Sponsor Spotlight - May 2017
Hansen Custom Painting
Third-generation painting contractor Chris Hansen explains the philosophy behind the success, which has become a family motto: "Quality control is everything."
- story by Ellis Anderson
While he’s a third-generation painting professional, Hansen says that he learned to go the extra mile in customer care and quality control from his father-in-law, local contractor Jimmy Crane.
Hansen and Crane Builders, LLC have enjoyed a solid working relationship since 2003. While Hansen has built up a loyal customer base through the years, his company also drywalls and paints most Crane building projects, from elaborate new homes to additions.
Now the two businesses now have family ties as well. In 2016, Chris and Jimmy’s daughter Jackye Crane, who had taken over the reins of Crane Builders earlier that year, married. He says that he and Jackye are like best friends on the job and “have a blast” working together.
“We think exactly the same way when it comes to our professions,” Hansen says. “Very by-the-book and detail-oriented. So it all seems to work out perfectly.”
Perhaps that’s because both contractors have incorporated Jimmy Crane’s commitment to quality as a central guiding principle.
“Quality control is everything,” Hansen says, then goes on to explain the factors contributing to a paint job he’s not afraid to guarantee.

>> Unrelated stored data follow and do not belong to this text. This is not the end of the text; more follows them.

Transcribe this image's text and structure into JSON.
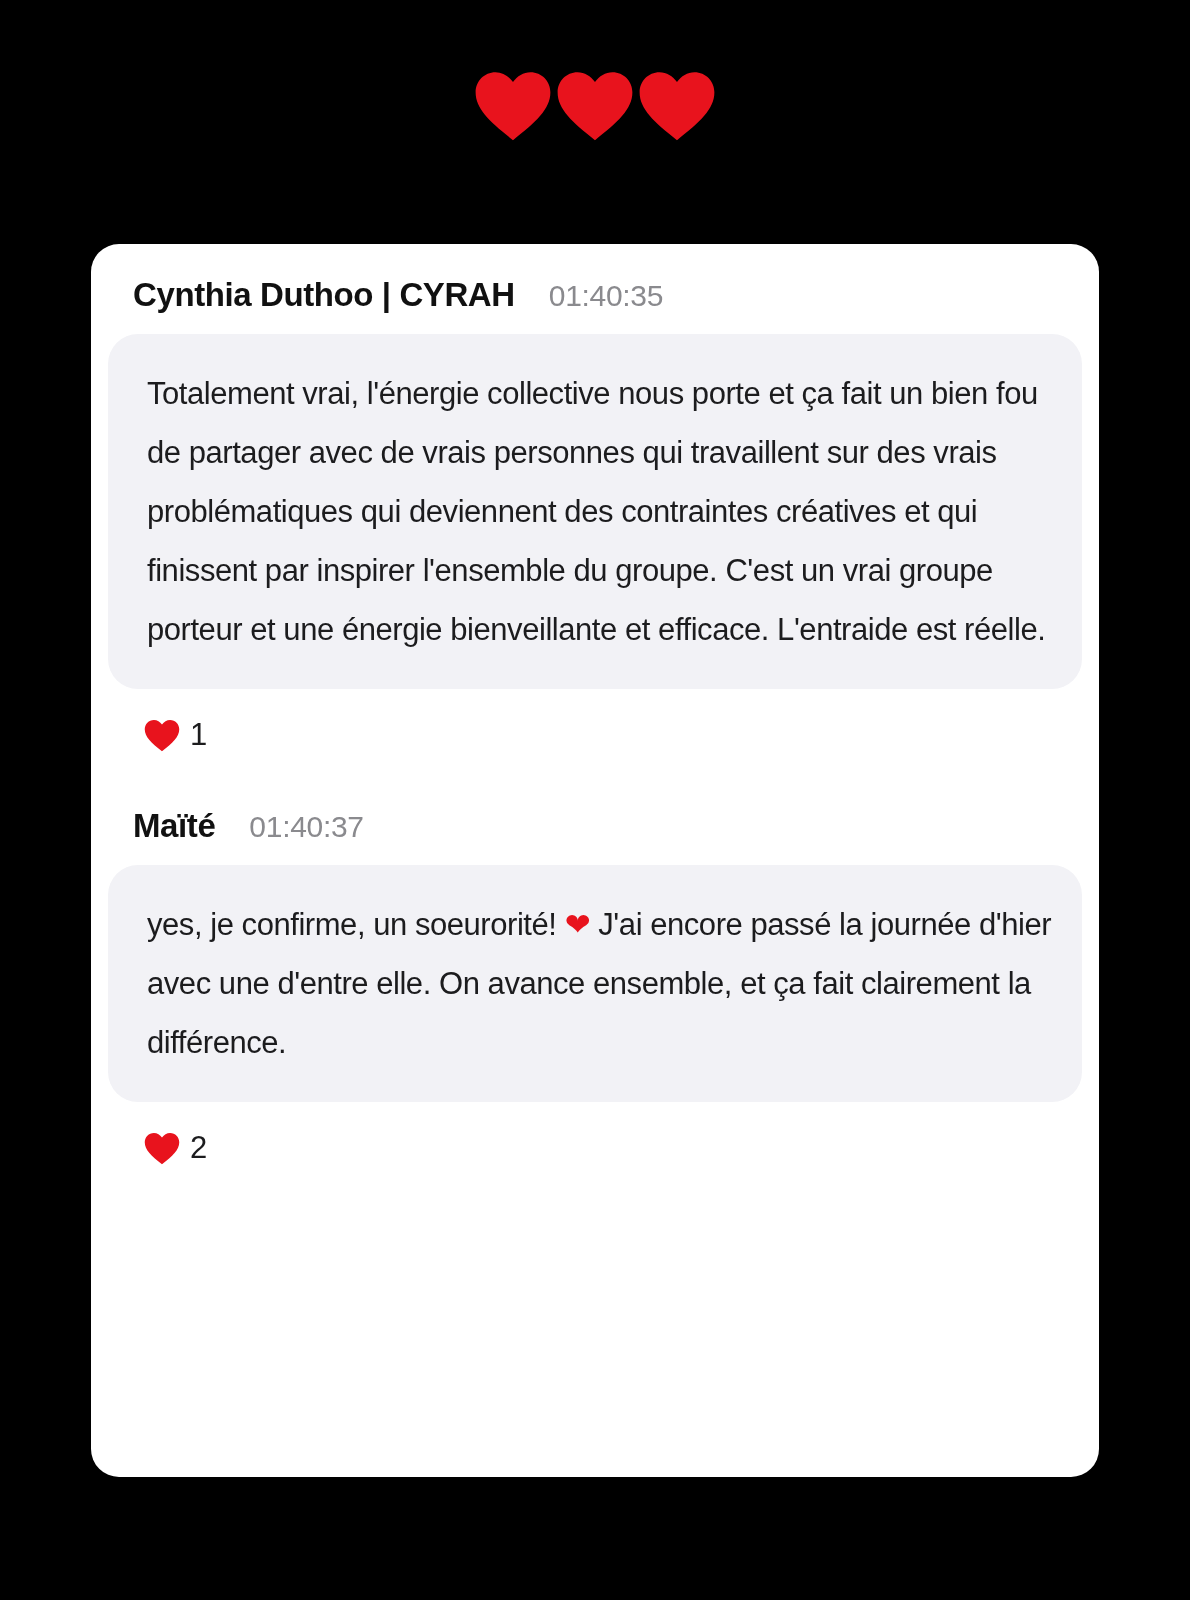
{
  "header_hearts": [
    {
      "kind": "heart"
    },
    {
      "kind": "heart"
    },
    {
      "kind": "heart"
    }
  ],
  "messages": [
    {
      "author": "Cynthia Duthoo | CYRAH",
      "time": "01:40:35",
      "segments": [
        {
          "kind": "text",
          "text": "Totalement vrai, l'énergie collective nous porte et ça fait un bien fou de partager avec de vrais personnes qui travaillent sur des vrais problématiques qui deviennent des contraintes créatives et qui finissent par inspirer l'ensemble du groupe. C'est un vrai groupe porteur et une énergie bienveillante et efficace. L'entraide est réelle."
        }
      ],
      "reaction": {
        "kind": "heart",
        "count": "1"
      }
    },
    {
      "author": "Maïté",
      "time": "01:40:37",
      "segments": [
        {
          "kind": "text",
          "text": "yes, je confirme, un soeurorité! "
        },
        {
          "kind": "emoji",
          "text": "❤"
        },
        {
          "kind": "text",
          "text": " J'ai encore passé la journée d'hier avec une d'entre elle. On avance ensemble, et ça fait clairement la différence."
        }
      ],
      "reaction": {
        "kind": "heart",
        "count": "2"
      }
    }
  ]
}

He gives much of the credit to his crew, saying that it’s taken him years to assemble a team where every member is dependable and has quality as their main goal. “We’re like a tight-knit family. Some people have been with me for more than ten years now.”
Extensive preparation is another key factor in a quality job. That’s especially important on historic buildings. Property owners in the Bay’s Historic District have become a mainstay of Hansen’s business, as his reputation as an expert in renovation jobs has spread. Instead of trying to simply paint over old, failed coatings, Hansen’s crews take the time to remove them, for a paint job that looks and lasts far better.
High quality paint products applied by conscientious crews may cost more up front, but the investment pays enormous dividends in the long run.
“While I can drive around and see home exteriors I painted ten years ago still looking great, an average paint job may only last three or four years,” Hansen says. “So over a twenty-year period, a homeowner might have their house repainted several times. Or only two, if it’s well done. That makes our work an exceptional value.”
Safety is a fourth factor that’s important to Hansen. He says his crews follow all OSHA guidelines for coatings and equipment set-up. Workers use safety harnesses and masks when called for.
“I want the people on my crews to live long and healthy lives. They’re real professionals and it’s a pleasure to watch them in action.”
“And like my father-in-law says, ‘If you think hiring an expert is expensive, just wait ‘til you hire an amateur.’”
Hansen may have been inspired by Jimmy Crane’s philosophy on quality, but he also learned about painting at an early age, working for his father’s painting company as a teenager in Myrtle Beach, South Carolina. Chris was completing his degree in business at Coastal Carolina University when his father fell ill. Dropping out of school to take over his father’s trade proved extremely trying, but Chris eventually found his footing — while also managing to finish work on his degree.
In 2002, he visited a friend on the Mississippi coast and was smitten by the difference between the tranquility of Bay-Waveland in comparison to the frustrations of daily living in a high-paced tourist destination.
“The atmosphere was a lot more appealing. I could see happiness here that I could not see there. So I pulled up my stakes and moved.”
Hansen began working with Jimmy Crane on jobs almost immediately after his move to the coast. Although the Cranes and Hansen both lost their Waveland homes in Hurricane Katrina, the contractors rallied immediately to help with the rebuilding of the coast. Hansen says that with the exception of a lull after the BP oil spill, he’s been going “full steam” for the last twelve years.
Family and work lives are more fulfilling than ever for both Hansens these days. In January, Jackye gave birth to the couple’s son.
“I couldn’t have asked for a better life than this,” Hansen said. “I’m not having to look forward to retirement to enjoy myself. I’m already there.”